Without a break statement, and not being able to use the control variable after the loop terminates is more of a restriction than not being able to modify the control variable inside the loop as it prevents some string and array processing algorithms from being written in the "obvious" way.
These and other difference between Pascal and C reflect the different philosophies with which they were first designed: Pascal to enforce a concept of "correct" design, C to permit more or less anything, no matter how dangerous.
(Note: Delphi does have a Break statement however, as well as Continue, and Exit which is like return in C.)

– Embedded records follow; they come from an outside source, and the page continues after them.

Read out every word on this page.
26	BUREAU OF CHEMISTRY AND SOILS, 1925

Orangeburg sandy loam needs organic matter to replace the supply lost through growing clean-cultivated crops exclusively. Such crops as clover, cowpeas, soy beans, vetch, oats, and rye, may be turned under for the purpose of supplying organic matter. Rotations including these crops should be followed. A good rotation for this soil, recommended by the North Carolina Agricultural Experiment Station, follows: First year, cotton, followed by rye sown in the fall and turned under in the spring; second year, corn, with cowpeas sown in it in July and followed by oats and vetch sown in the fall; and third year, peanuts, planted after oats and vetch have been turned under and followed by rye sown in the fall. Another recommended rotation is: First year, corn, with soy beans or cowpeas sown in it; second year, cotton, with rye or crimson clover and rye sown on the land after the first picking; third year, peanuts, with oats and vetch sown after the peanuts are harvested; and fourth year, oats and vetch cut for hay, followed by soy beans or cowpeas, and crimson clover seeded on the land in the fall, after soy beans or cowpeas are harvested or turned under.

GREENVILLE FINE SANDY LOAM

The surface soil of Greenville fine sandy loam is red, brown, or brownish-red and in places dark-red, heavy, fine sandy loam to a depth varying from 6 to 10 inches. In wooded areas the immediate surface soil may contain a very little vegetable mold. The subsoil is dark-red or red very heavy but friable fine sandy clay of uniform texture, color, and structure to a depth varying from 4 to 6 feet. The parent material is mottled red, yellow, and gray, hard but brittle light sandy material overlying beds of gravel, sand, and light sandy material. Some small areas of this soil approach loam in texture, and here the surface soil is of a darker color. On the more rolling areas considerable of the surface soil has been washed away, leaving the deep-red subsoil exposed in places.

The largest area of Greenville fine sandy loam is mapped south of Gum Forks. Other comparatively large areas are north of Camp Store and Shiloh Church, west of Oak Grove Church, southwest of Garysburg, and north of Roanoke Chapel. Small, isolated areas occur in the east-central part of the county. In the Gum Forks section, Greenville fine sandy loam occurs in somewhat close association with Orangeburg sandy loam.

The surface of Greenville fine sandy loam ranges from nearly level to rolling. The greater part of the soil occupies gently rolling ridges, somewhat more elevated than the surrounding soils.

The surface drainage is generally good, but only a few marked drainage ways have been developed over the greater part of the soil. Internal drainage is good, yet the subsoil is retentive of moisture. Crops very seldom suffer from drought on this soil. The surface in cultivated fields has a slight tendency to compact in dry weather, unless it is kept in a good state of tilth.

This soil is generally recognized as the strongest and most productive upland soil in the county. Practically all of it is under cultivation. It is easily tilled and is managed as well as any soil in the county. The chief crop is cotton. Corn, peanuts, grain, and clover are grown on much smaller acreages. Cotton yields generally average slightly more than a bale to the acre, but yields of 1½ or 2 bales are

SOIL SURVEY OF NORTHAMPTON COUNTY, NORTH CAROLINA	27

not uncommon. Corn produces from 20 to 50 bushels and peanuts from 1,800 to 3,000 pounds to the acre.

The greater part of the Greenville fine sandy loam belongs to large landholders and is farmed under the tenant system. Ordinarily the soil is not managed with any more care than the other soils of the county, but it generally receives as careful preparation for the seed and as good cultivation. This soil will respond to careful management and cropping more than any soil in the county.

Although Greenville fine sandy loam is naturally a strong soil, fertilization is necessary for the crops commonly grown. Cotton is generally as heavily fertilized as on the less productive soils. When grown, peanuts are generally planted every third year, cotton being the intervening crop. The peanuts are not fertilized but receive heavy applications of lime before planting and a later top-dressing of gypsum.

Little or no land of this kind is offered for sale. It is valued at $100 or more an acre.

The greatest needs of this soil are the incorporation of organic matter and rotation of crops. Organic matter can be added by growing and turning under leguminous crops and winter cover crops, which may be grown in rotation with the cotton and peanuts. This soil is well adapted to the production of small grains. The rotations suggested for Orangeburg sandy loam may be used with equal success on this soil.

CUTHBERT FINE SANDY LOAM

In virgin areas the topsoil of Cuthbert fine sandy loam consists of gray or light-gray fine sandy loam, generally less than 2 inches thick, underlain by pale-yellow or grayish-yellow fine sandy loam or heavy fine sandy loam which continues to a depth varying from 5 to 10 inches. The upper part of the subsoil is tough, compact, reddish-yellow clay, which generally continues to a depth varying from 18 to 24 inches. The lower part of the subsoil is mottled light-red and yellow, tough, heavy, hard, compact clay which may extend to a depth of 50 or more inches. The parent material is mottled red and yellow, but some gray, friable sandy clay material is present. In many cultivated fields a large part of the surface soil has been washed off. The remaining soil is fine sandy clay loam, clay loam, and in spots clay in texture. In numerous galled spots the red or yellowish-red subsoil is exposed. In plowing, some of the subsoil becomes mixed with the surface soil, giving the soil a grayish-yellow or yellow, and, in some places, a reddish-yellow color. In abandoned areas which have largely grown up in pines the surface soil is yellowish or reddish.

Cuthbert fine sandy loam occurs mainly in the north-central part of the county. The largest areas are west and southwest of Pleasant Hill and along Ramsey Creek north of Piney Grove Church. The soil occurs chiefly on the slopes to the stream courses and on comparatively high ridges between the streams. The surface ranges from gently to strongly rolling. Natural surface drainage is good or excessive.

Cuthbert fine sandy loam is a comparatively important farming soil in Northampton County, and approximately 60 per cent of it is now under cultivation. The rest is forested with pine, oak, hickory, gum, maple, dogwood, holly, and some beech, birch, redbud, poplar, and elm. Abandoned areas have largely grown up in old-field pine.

Clearly we never need to be able to modify the control variable in a for loop, because we can always rewrite using a while loop. An example in C where such behaviour is used can be found in K&R section 7.3, where a simple version of printf() is introduced. The code that handles '%' sequences within a format string fmt is:
for (p = fmt; *p; p++) {
if (*p != '%') {
switch (*++p) {
case 'd':
/* handle integers */
case 'f':
/* handle floats */
case 's':
/* handle strings */
Although this uses a pointer as the loop variable, it could equally have been written with an integer index into the string:
for (i = 0; i < strlen(fmt); i++) {
if (fmt[i] != '%') {
switch (fmt[++i]) {
case 'd':
/* handle integers */
case 'f':
/* handle floats */
case 's':
/* handle strings */
It can make some optimizations (loop unrolling for instance) easier: no need for complicated static analysis to determine if the loop behavior is predictable or not.
From For loop
In some languages (not C or C++) the
loop variable is immutable within the
scope of the loop body, with any
attempt to modify its value being
regarded as a semantic error. Such
modifications are sometimes a
consequence of a programmer error,
which can be very difficult to
identify once made. However only overt
changes are likely to be detected by
the compiler. Situations where the
address of the loop variable is passed
as an argument to a subroutine make it
very difficult to check, because the
routine's behaviour is in general
unknowable to the compiler.
So this seems to be to help you not burn your hand later on.
Disclaimer: It has been decades since I last did PASCAL, so my syntax may not be exactly correct.
You have to remember that PASCAL is Nicklaus Wirth's child, and Wirth cared very strongly about reliability and understandability when he designed PASCAL (and all of its successors).
Consider the following code fragment:
Without looking at procedure FOO, answer these questions: Does this loop ever end? How do you know? How many times is procedure FOO called in the loop? How do you know?
PASCAL forbids modifying the index variable in the loop body so that it is POSSIBLE to know the answers to those questions, and know that the answers won't change when and if procedure FOO changes.
It's probably safe to conclude that Pascal was designed to prevent modification of a for loop index inside the loop. It's worth noting that Pascal is by no means the only language which prevents programmers doing this, Fortran is another example.
There are two compelling reasons for designing a language that way:
Programs, specifically the for loops in them, are easier to understand and therefore easier to write and to modify and to verify.
Loops are easier to optimise if the compiler knows that the trip count through a loop is established before entry to the loop and invariant thereafter.
For many algorithms this behaviour is the required behaviour; updating all the elements in an array for example. If memory serves Pascal also provides do-while loops and repeat-until loops. Most, I guess, algorithms which are implemented in C-style languages with modifications to the loop index variable or breaks out of the loop could just as easily be implemented with these alternative forms of loop.
I've scratched my head and failed to find a compelling reason for allowing the modification of a loop index variable inside the loop, but then I've always regarded doing so as bad design, and the selection of the right loop construct as an element of good design.